Et Paris l’a confirmé: l’initiative se poursuit. Un point à la ligne.

Donc la France n’est pas sur le point de se retirer et cela pour des raisons multiples de politique intérieure françaises, mais également régionales et internationales.

Une question s’impose : quelle garantie pour qu’aucun autre candidat n’échoue? L’initiative française devrait -elle être reconsidérée ? Et qui peut être le nouveau candidat à ce poste de Premier ministre?
Il faut dire que l’initiative française était détaillée dans son volet de réforme économique, mais pas dans sa dimension politique.

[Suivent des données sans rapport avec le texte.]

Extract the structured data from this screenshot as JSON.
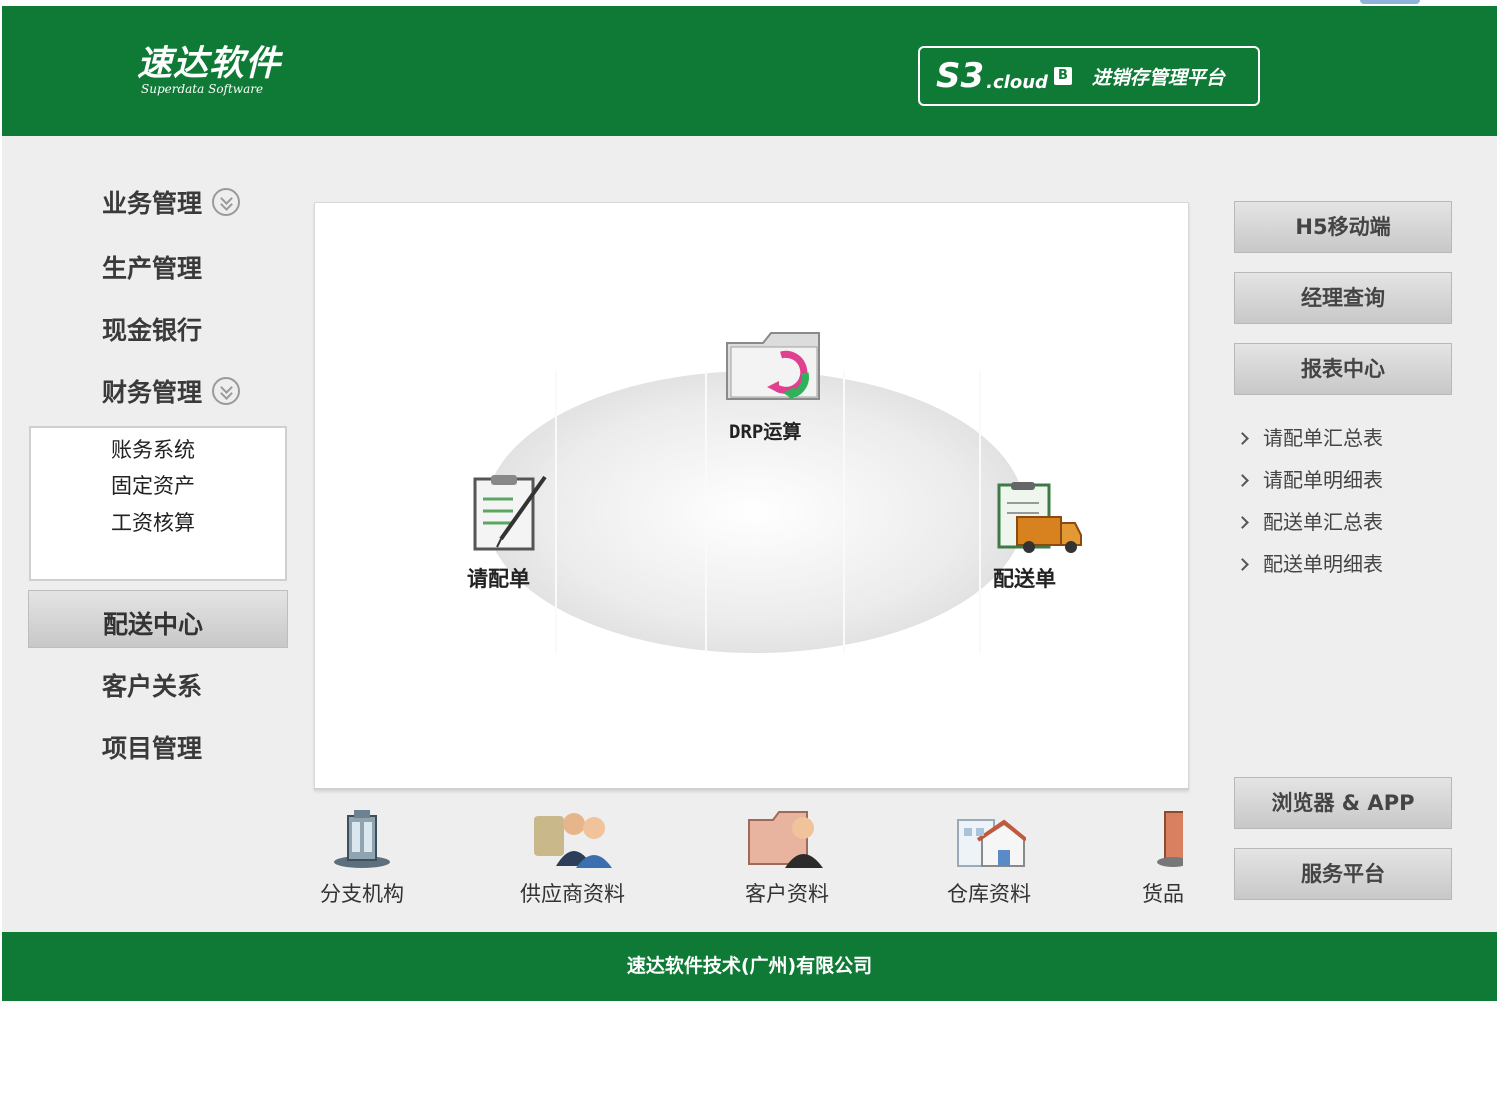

L’approche politique était vague, et ne comportait aucun mécanisme spécifique pour former un gouvernement, ce qui a conduit à des tas de complications typiquement libanaises, s’est ajouté à tout cela des facteurs externes, à savoir les sanction s décidées pas Washington à l’encontre de deux ministres très proches du pouvoir en place.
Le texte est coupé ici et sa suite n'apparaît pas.